Jun 18 2010
The first trial of a new model for testing Alzheimer's treatments has reassured researchers that a promising class of drugs does not exacerbate the disease if treatment is interrupted.
Scientists at Washington University School of Medicine in St. Louis and Merck & Co. Inc studied the effects of a class of drugs known as gamma secretase inhibitors. Researchers had worried that these drugs might cause a build-up of proteins linked to Alzheimer's disease and that this build-up could be unleashed in a surge when patients went off the medications.
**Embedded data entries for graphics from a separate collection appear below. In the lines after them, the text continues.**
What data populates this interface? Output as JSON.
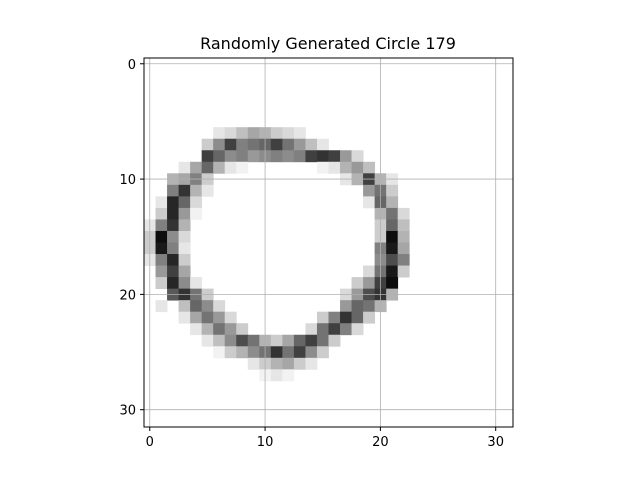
{
  "chart_data": {
    "type": "heatmap",
    "title": "Randomly Generated Circle 179",
    "xlabel": "",
    "ylabel": "",
    "grid_size": [
      32,
      32
    ],
    "xlim": [
      -0.5,
      31.5
    ],
    "ylim": [
      31.5,
      -0.5
    ],
    "y_inverted": true,
    "x_ticks": [
      0,
      10,
      20,
      30
    ],
    "y_ticks": [
      0,
      10,
      20,
      30
    ],
    "grid": true,
    "colormap": "gray_r",
    "value_range": [
      0,
      1
    ],
    "pixels": [
      [
        6,
        6,
        0.1
      ],
      [
        6,
        7,
        0.15
      ],
      [
        6,
        8,
        0.25
      ],
      [
        6,
        9,
        0.35
      ],
      [
        6,
        10,
        0.3
      ],
      [
        6,
        11,
        0.2
      ],
      [
        6,
        12,
        0.15
      ],
      [
        6,
        13,
        0.1
      ],
      [
        7,
        5,
        0.2
      ],
      [
        7,
        6,
        0.45
      ],
      [
        7,
        7,
        0.75
      ],
      [
        7,
        8,
        0.5
      ],
      [
        7,
        9,
        0.55
      ],
      [
        7,
        10,
        0.6
      ],
      [
        7,
        11,
        0.75
      ],
      [
        7,
        12,
        0.55
      ],
      [
        7,
        13,
        0.4
      ],
      [
        7,
        14,
        0.25
      ],
      [
        7,
        15,
        0.1
      ],
      [
        8,
        5,
        0.75
      ],
      [
        8,
        6,
        0.6
      ],
      [
        8,
        7,
        0.45
      ],
      [
        8,
        8,
        0.5
      ],
      [
        8,
        9,
        0.4
      ],
      [
        8,
        10,
        0.45
      ],
      [
        8,
        11,
        0.5
      ],
      [
        8,
        12,
        0.45
      ],
      [
        8,
        13,
        0.5
      ],
      [
        8,
        14,
        0.75
      ],
      [
        8,
        15,
        0.8
      ],
      [
        8,
        16,
        0.75
      ],
      [
        8,
        17,
        0.4
      ],
      [
        8,
        18,
        0.15
      ],
      [
        9,
        3,
        0.1
      ],
      [
        9,
        4,
        0.35
      ],
      [
        9,
        5,
        0.6
      ],
      [
        9,
        6,
        0.3
      ],
      [
        9,
        7,
        0.1
      ],
      [
        9,
        8,
        0.05
      ],
      [
        9,
        15,
        0.05
      ],
      [
        9,
        16,
        0.1
      ],
      [
        9,
        17,
        0.3
      ],
      [
        9,
        18,
        0.4
      ],
      [
        9,
        19,
        0.25
      ],
      [
        10,
        2,
        0.3
      ],
      [
        10,
        3,
        0.35
      ],
      [
        10,
        4,
        0.5
      ],
      [
        10,
        5,
        0.2
      ],
      [
        10,
        17,
        0.1
      ],
      [
        10,
        18,
        0.3
      ],
      [
        10,
        19,
        0.75
      ],
      [
        10,
        20,
        0.3
      ],
      [
        10,
        21,
        0.1
      ],
      [
        11,
        2,
        0.5
      ],
      [
        11,
        3,
        0.8
      ],
      [
        11,
        4,
        0.3
      ],
      [
        11,
        5,
        0.1
      ],
      [
        11,
        19,
        0.4
      ],
      [
        11,
        20,
        0.55
      ],
      [
        11,
        21,
        0.2
      ],
      [
        12,
        1,
        0.1
      ],
      [
        12,
        2,
        0.85
      ],
      [
        12,
        3,
        0.6
      ],
      [
        12,
        4,
        0.15
      ],
      [
        12,
        19,
        0.1
      ],
      [
        12,
        20,
        0.6
      ],
      [
        12,
        21,
        0.3
      ],
      [
        13,
        1,
        0.2
      ],
      [
        13,
        2,
        0.85
      ],
      [
        13,
        3,
        0.4
      ],
      [
        13,
        4,
        0.05
      ],
      [
        13,
        20,
        0.3
      ],
      [
        13,
        21,
        0.55
      ],
      [
        13,
        22,
        0.15
      ],
      [
        14,
        0,
        0.1
      ],
      [
        14,
        1,
        0.5
      ],
      [
        14,
        2,
        0.8
      ],
      [
        14,
        3,
        0.3
      ],
      [
        14,
        20,
        0.2
      ],
      [
        14,
        21,
        0.6
      ],
      [
        14,
        22,
        0.25
      ],
      [
        15,
        0,
        0.2
      ],
      [
        15,
        1,
        0.95
      ],
      [
        15,
        2,
        0.45
      ],
      [
        15,
        3,
        0.15
      ],
      [
        15,
        20,
        0.2
      ],
      [
        15,
        21,
        0.95
      ],
      [
        15,
        22,
        0.3
      ],
      [
        16,
        0,
        0.2
      ],
      [
        16,
        1,
        0.9
      ],
      [
        16,
        2,
        0.5
      ],
      [
        16,
        3,
        0.1
      ],
      [
        16,
        20,
        0.5
      ],
      [
        16,
        21,
        0.9
      ],
      [
        16,
        22,
        0.35
      ],
      [
        17,
        0,
        0.1
      ],
      [
        17,
        1,
        0.5
      ],
      [
        17,
        2,
        0.85
      ],
      [
        17,
        3,
        0.2
      ],
      [
        17,
        20,
        0.45
      ],
      [
        17,
        21,
        0.7
      ],
      [
        17,
        22,
        0.5
      ],
      [
        18,
        1,
        0.4
      ],
      [
        18,
        2,
        0.75
      ],
      [
        18,
        3,
        0.35
      ],
      [
        18,
        19,
        0.15
      ],
      [
        18,
        20,
        0.55
      ],
      [
        18,
        21,
        0.9
      ],
      [
        18,
        22,
        0.2
      ],
      [
        19,
        1,
        0.2
      ],
      [
        19,
        2,
        0.85
      ],
      [
        19,
        3,
        0.45
      ],
      [
        19,
        4,
        0.1
      ],
      [
        19,
        18,
        0.2
      ],
      [
        19,
        19,
        0.4
      ],
      [
        19,
        20,
        0.75
      ],
      [
        19,
        21,
        0.95
      ],
      [
        20,
        2,
        0.65
      ],
      [
        20,
        3,
        0.8
      ],
      [
        20,
        4,
        0.55
      ],
      [
        20,
        5,
        0.2
      ],
      [
        20,
        17,
        0.15
      ],
      [
        20,
        18,
        0.4
      ],
      [
        20,
        19,
        0.7
      ],
      [
        20,
        20,
        0.8
      ],
      [
        20,
        21,
        0.3
      ],
      [
        21,
        1,
        0.1
      ],
      [
        21,
        3,
        0.25
      ],
      [
        21,
        4,
        0.6
      ],
      [
        21,
        5,
        0.45
      ],
      [
        21,
        6,
        0.15
      ],
      [
        21,
        17,
        0.4
      ],
      [
        21,
        18,
        0.6
      ],
      [
        21,
        19,
        0.55
      ],
      [
        21,
        20,
        0.3
      ],
      [
        22,
        3,
        0.1
      ],
      [
        22,
        4,
        0.35
      ],
      [
        22,
        5,
        0.55
      ],
      [
        22,
        6,
        0.4
      ],
      [
        22,
        7,
        0.15
      ],
      [
        22,
        15,
        0.2
      ],
      [
        22,
        16,
        0.5
      ],
      [
        22,
        17,
        0.8
      ],
      [
        22,
        18,
        0.6
      ],
      [
        22,
        19,
        0.2
      ],
      [
        23,
        4,
        0.1
      ],
      [
        23,
        5,
        0.3
      ],
      [
        23,
        6,
        0.55
      ],
      [
        23,
        7,
        0.4
      ],
      [
        23,
        8,
        0.2
      ],
      [
        23,
        14,
        0.15
      ],
      [
        23,
        15,
        0.55
      ],
      [
        23,
        16,
        0.75
      ],
      [
        23,
        17,
        0.5
      ],
      [
        23,
        18,
        0.15
      ],
      [
        24,
        5,
        0.1
      ],
      [
        24,
        6,
        0.25
      ],
      [
        24,
        7,
        0.45
      ],
      [
        24,
        8,
        0.7
      ],
      [
        24,
        9,
        0.55
      ],
      [
        24,
        10,
        0.3
      ],
      [
        24,
        11,
        0.2
      ],
      [
        24,
        12,
        0.35
      ],
      [
        24,
        13,
        0.6
      ],
      [
        24,
        14,
        0.75
      ],
      [
        24,
        15,
        0.55
      ],
      [
        24,
        16,
        0.2
      ],
      [
        25,
        6,
        0.05
      ],
      [
        25,
        7,
        0.2
      ],
      [
        25,
        8,
        0.3
      ],
      [
        25,
        9,
        0.45
      ],
      [
        25,
        10,
        0.55
      ],
      [
        25,
        11,
        0.8
      ],
      [
        25,
        12,
        0.55
      ],
      [
        25,
        13,
        0.75
      ],
      [
        25,
        14,
        0.45
      ],
      [
        25,
        15,
        0.2
      ],
      [
        26,
        9,
        0.1
      ],
      [
        26,
        10,
        0.2
      ],
      [
        26,
        11,
        0.3
      ],
      [
        26,
        12,
        0.35
      ],
      [
        26,
        13,
        0.2
      ],
      [
        26,
        14,
        0.1
      ],
      [
        27,
        10,
        0.05
      ],
      [
        27,
        11,
        0.1
      ],
      [
        27,
        12,
        0.05
      ]
    ]
  }
}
But the new study suggests that they do not.
"This is important because it eases some concerns that have been raised about this potentially useful class of medications," says senior author Randall Bateman, MD, a Washington University neurologist who treats patients at Barnes-Jewish Hospital.
The findings appeared recently in The Journal of Neuroscience.
Gamma secretase inhibitors block proteins involved in the creation of amyloid beta, the main ingredient of Alzheimer's plaques. Patients cannot continuously take these drugs because nonstop inhibition of the gamma secretase enzyme has harmful side effects. One study had revealed that when physicians temporarily halted used of the inhibitors in humans, amyloid beta levels in the blood surged. An animal study suggested cessation of treatment also led to an amyloid beta increase in the brain. Researchers have been watching for similar effects in current human clinical trials of gamma secretase inhibitors.
The new study used a technique for measuring production and clearance of amyloid beta developed by Bateman and his colleagues at Washington University. It was the first time stable-isotope-labeling kinetics (SILK) was used in primates.
In a preliminary assessment of normal amyloid beta production and clearance rates, scientists found that the amyloid beta turnover in the subjects, a group of rhesus macaques, was 10 percent per hour.
"This is much closer to the human turnover rate of 8 percent per hour than other animal models," says co-first author Kristin Wildsmith, PhD, a postdoctoral research scholar. "That means we can be more confident that preclinical testing of Alzheimer's treatments in this model will produce results that accurately predict what the effects will be in humans."
When scientists gave the animals gamma secretase inhibitors, SILK testing showed that the drugs reduced production of amyloid beta. When researchers stopped inhibitors, blood levels of amyloid beta increased above normal levels. But SILK showed there was no increase in amyloid beta levels in the central nervous system.
"It appears that blood testing may not be the best way to monitor amyloid beta levels in the central nervous system," says Bateman, who says that the source of amyloid beta in the blood is unclear.
Brain amyloid beta is a fragment of a larger protein regularly disassembled as a part of normal metabolism. Wildsmith showed that treatment with gamma secretase inhibitors shifts this disassembly from an amyloid-beta-producing path to an alternative pathway that precludes the production of amyloid beta.